DPRDKANDANGAN (HSS)

Bedah Ranperda BMD, Komisi III DPRD HSS Soroti Mekanisme Penghapusan Aset

×

Bedah Ranperda BMD, Komisi III DPRD HSS Soroti Mekanisme Penghapusan Aset

Sebarkan artikel ini
Komisi III DPRD HSS menggelar rapat kerja pembahasan Ranperda BMD bersama eksekutif. (Dok. Istimewa)
Komisi III DPRD HSS menggelar rapat kerja pembahasan Ranperda BMD bersama eksekutif. (Dok. Istimewa)

KANDANGAN, narasipublik.net Komisi III Dewan Perwakilan Rakyat Daerah (DPRD) Kabupaten Hulu Sungai Selatan (HSS) melaksanakan rapat kerja bersama jajaran eksekutif guna membahas Rancangan Peraturan Daerah (Ranperda) tentang Pengelolaan Barang Milik Daerah (BMD), Selasa (15/04/2026).

​Pertemuan tersebut dipimpin oleh Wakil Ketua Komisi III DPRD HSS, Yusperi, didampingi Ketua Komisi III Yuniati serta sejumlah anggota dewan lainnya untuk mendalami draf regulasi terbaru.

​Fokus utama dalam pembahasan ini adalah upaya penyempurnaan mekanisme pengelolaan aset daerah agar memiliki landasan hukum yang lebih kuat dan aplikatif bagi pemerintah daerah.
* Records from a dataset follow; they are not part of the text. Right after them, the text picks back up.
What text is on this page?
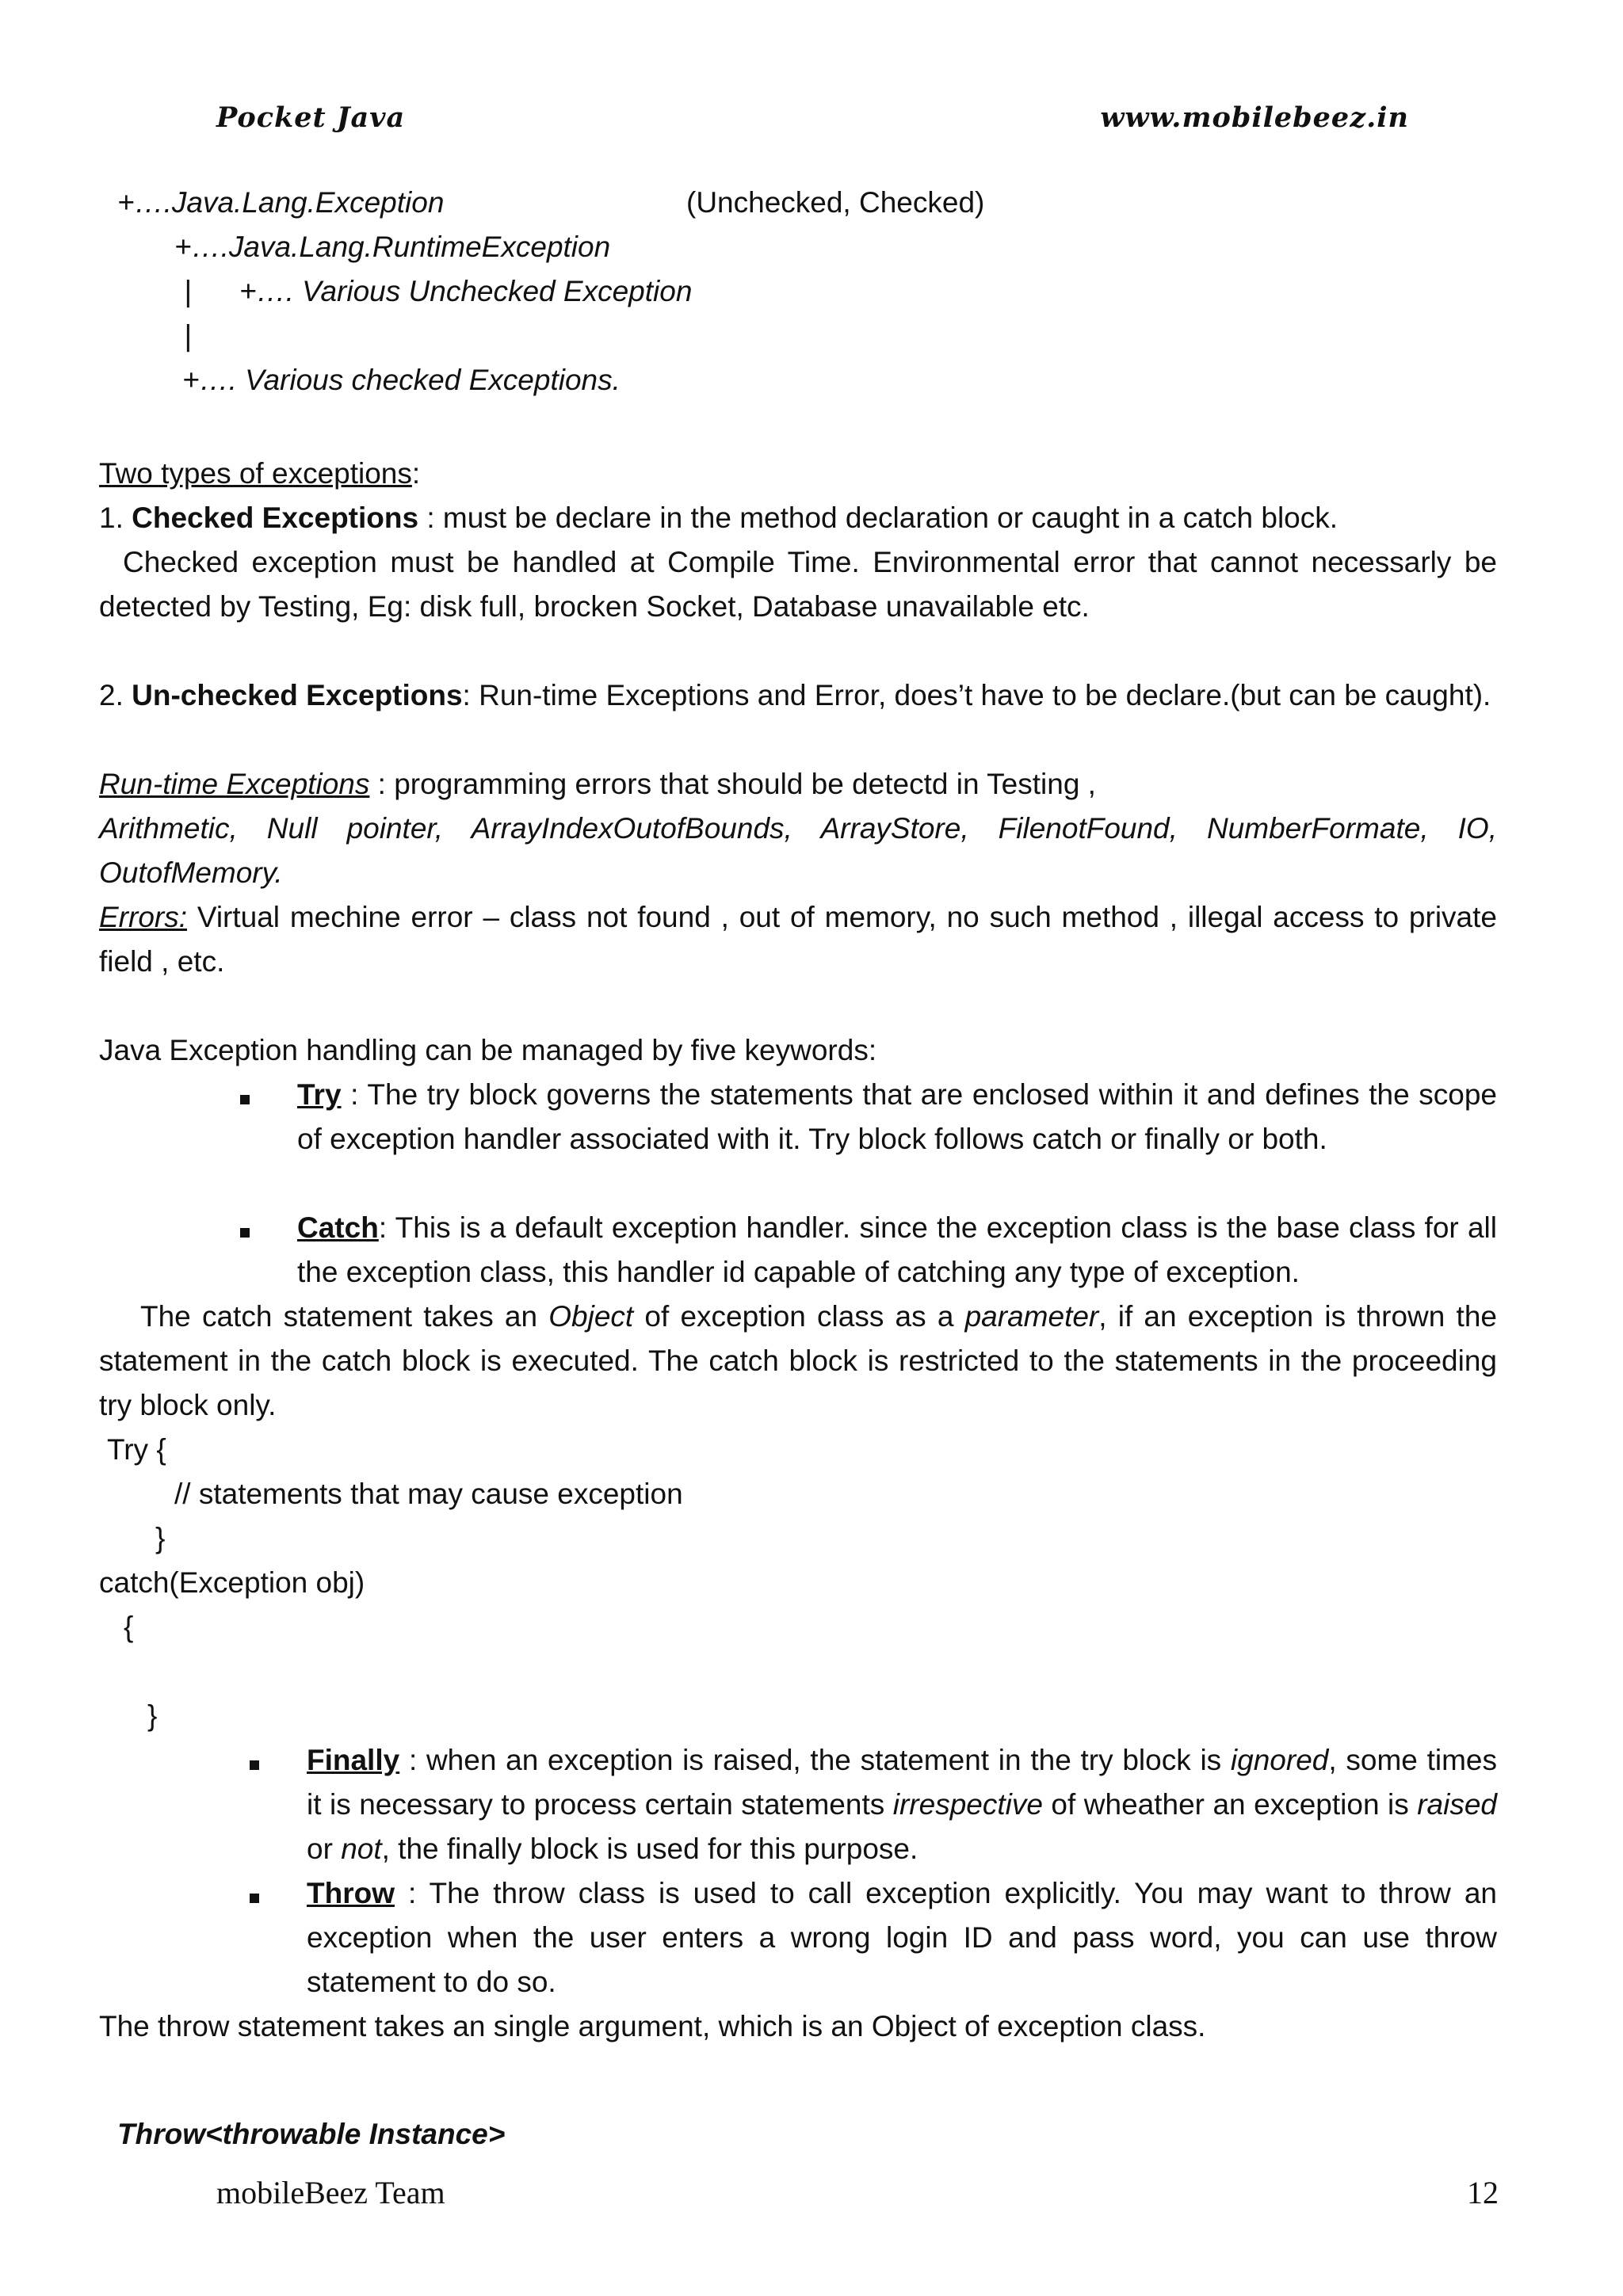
Pocket Java	www.mobilebeez.in
+….Java.Lang.Exception	(Unchecked, Checked)
+….Java.Lang.RuntimeException
| +…. Various Unchecked Exception
|
+…. Various checked Exceptions.
Two types of exceptions:
1. Checked Exceptions : must be declare in the method declaration or caught in a catch block.
Checked exception must be handled at Compile Time. Environmental error that cannot necessarly be detected by Testing, Eg: disk full, brocken Socket, Database unavailable etc.
2. Un-checked Exceptions: Run-time Exceptions and Error, does’t have to be declare.(but can be caught).
Run-time Exceptions : programming errors that should be detectd in Testing ,
Arithmetic, Null pointer, ArrayIndexOutofBounds, ArrayStore, FilenotFound, NumberFormate, IO, OutofMemory.
Errors: Virtual mechine error – class not found , out of memory, no such method , illegal access to private field , etc.
Java Exception handling can be managed by five keywords:
Try : The try block governs the statements that are enclosed within it and defines the scope of exception handler associated with it. Try block follows catch or finally or both.
Catch: This is a default exception handler. since the exception class is the base class for all the exception class, this handler id capable of catching any type of exception.
The catch statement takes an Object of exception class as a parameter, if an exception is thrown the statement in the catch block is executed. The catch block is restricted to the statements in the proceeding try block only.
Try {
// statements that may cause exception
}
catch(Exception obj)
{
}
Finally : when an exception is raised, the statement in the try block is ignored, some times it is necessary to process certain statements irrespective of wheather an exception is raised or not, the finally block is used for this purpose.
Throw : The throw class is used to call exception explicitly. You may want to throw an exception when the user enters a wrong login ID and pass word, you can use throw statement to do so.
The throw statement takes an single argument, which is an Object of exception class.
Throw<throwable Instance>
mobileBeez Team	12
​Wakil Ketua Komisi III DPRD HSS, Yusperi, secara khusus menyoroti prosedur penghapusan aset daerah yang selama ini dinilai masih memiliki kompleksitas tinggi dan birokrasi yang panjang.

​Ia menekankan pentingnya penyederhanaan prosedur tersebut dalam regulasi yang baru agar pengelolaan aset dapat dilakukan secara lebih efisien tanpa menabrak aturan hukum.
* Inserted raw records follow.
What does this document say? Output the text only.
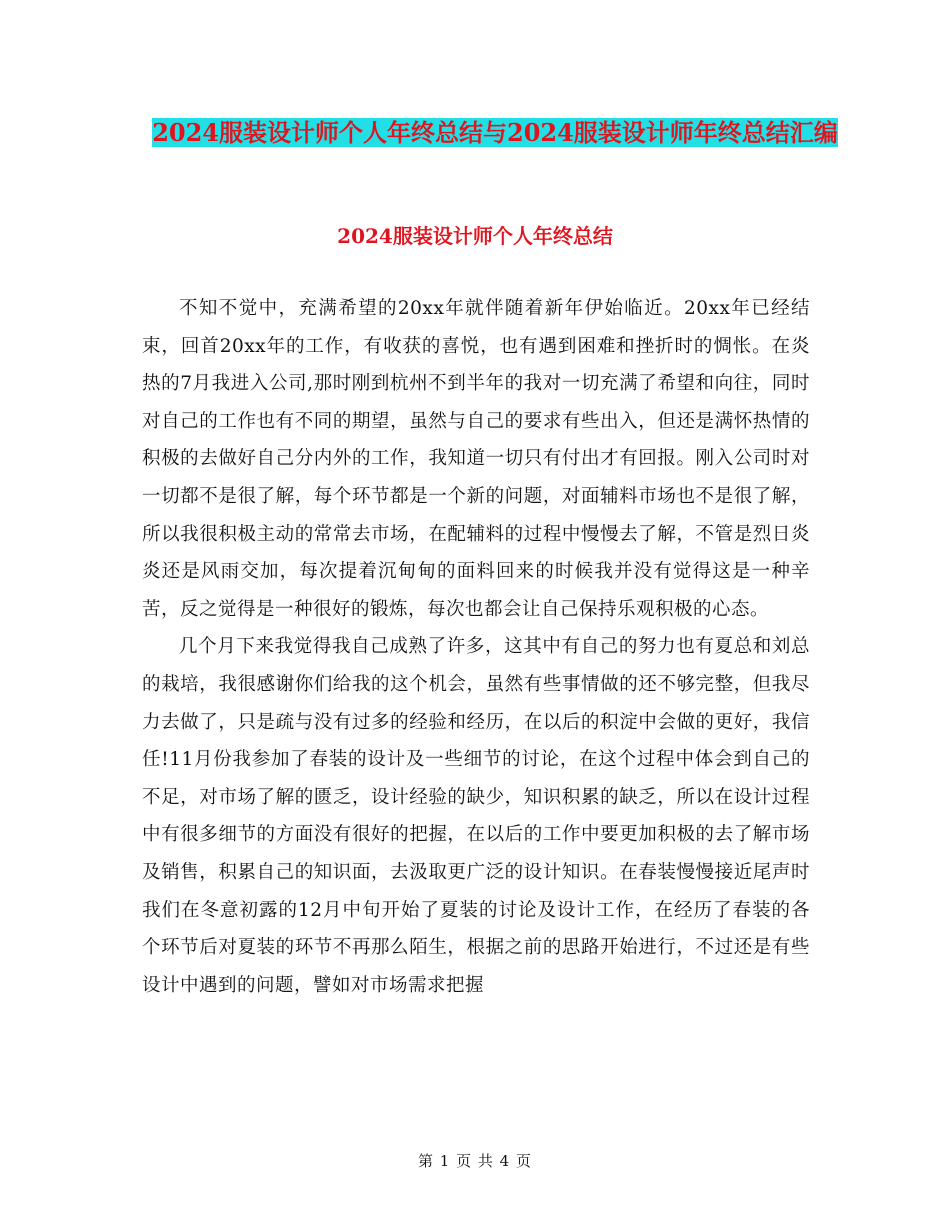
2024服装设计师个人年终总结与2024服装设计师年终总结汇编
2024服装设计师个人年终总结

不知不觉中，充满希望的20xx年就伴随着新年伊始临近。20xx年已经结束，回首20xx年的工作，有收获的喜悦，也有遇到困难和挫折时的惆怅。在炎热的7月我进入公司,那时刚到杭州不到半年的我对一切充满了希望和向往，同时对自己的工作也有不同的期望，虽然与自己的要求有些出入，但还是满怀热情的积极的去做好自己分内外的工作，我知道一切只有付出才有回报。刚入公司时对一切都不是很了解，每个环节都是一个新的问题，对面辅料市场也不是很了解，所以我很积极主动的常常去市场，在配辅料的过程中慢慢去了解，不管是烈日炎炎还是风雨交加，每次提着沉甸甸的面料回来的时候我并没有觉得这是一种辛苦，反之觉得是一种很好的锻炼，每次也都会让自己保持乐观积极的心态。

几个月下来我觉得我自己成熟了许多，这其中有自己的努力也有夏总和刘总的栽培，我很感谢你们给我的这个机会，虽然有些事情做的还不够完整，但我尽力去做了，只是疏与没有过多的经验和经历，在以后的积淀中会做的更好，我信任!11月份我参加了春装的设计及一些细节的讨论，在这个过程中体会到自己的不足，对市场了解的匮乏，设计经验的缺少，知识积累的缺乏，所以在设计过程中有很多细节的方面没有很好的把握，在以后的工作中要更加积极的去了解市场及销售，积累自己的知识面，去汲取更广泛的设计知识。在春装慢慢接近尾声时我们在冬意初露的12月中旬开始了夏装的讨论及设计工作，在经历了春装的各个环节后对夏装的环节不再那么陌生，根据之前的思路开始进行，不过还是有些设计中遇到的问题，譬如对市场需求把握

第 1 页 共 4 页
​“Kami menerima berbagai masukan dan saran, baik dari internal Komisi III maupun pihak eksekutif. Hal ini dilakukan untuk menyempurnakan substansi Ranperda agar lebih komprehensif dan aplikatif saat diimplementasikan nanti,” ujar Yusperi.
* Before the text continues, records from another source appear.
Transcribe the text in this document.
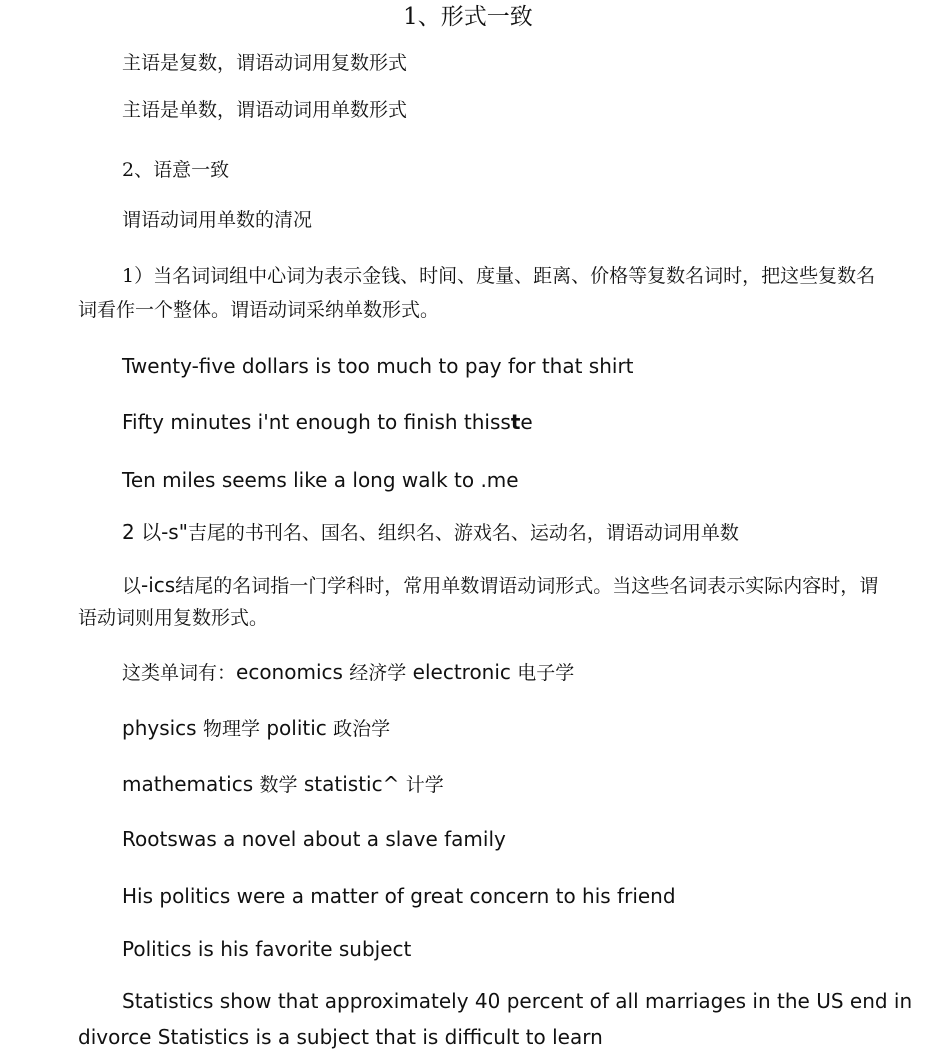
1、形式一致
主语是复数，谓语动词用复数形式
主语是单数，谓语动词用单数形式
2、语意一致
谓语动词用单数的清况
1）当名词词组中心词为表示金钱、时间、度量、距离、价格等复数名词时，把这些复数名
词看作一个整体。谓语动词采纳单数形式。
Twenty-five dollars is too much to pay for that shirt
Fifty minutes i'nt enough to finish thisste
Ten miles seems like a long walk to .me
2 以-s"吉尾的书刊名、国名、组织名、游戏名、运动名，谓语动词用单数
以-ics结尾的名词指一门学科时，常用单数谓语动词形式。当这些名词表示实际内容时，谓
语动词则用复数形式。
这类单词有：economics 经济学 electronic 电子学
physics 物理学 politic 政治学
mathematics 数学 statistic^ 计学
Rootswas a novel about a slave family
His politics were a matter of great concern to his friend
Politics is his favorite subject
Statistics show that approximately 40 percent of all marriages in the US end in
divorce Statistics is a subject that is difficult to learn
​Selain membedah pasal-pasal dalam draf, forum tersebut juga menyepakati rencana pelaksanaan studi tiru guna memperkaya referensi serta mengadopsi praktik terbaik pengelolaan aset yang telah berhasil diterapkan di wilayah lain.

​Yusperi berharap kehadiran regulasi ini nantinya memberikan dampak signifikan terhadap efektivitas kinerja pemerintah dalam mengelola kekayaan daerah secara berkelanjutan.

​“Kita berharap ke depan proses penghapusan aset dapat berjalan lebih efektif tanpa mengabaikan ketentuan peraturan perundang-undangan yang berlaku,” pungkasnya.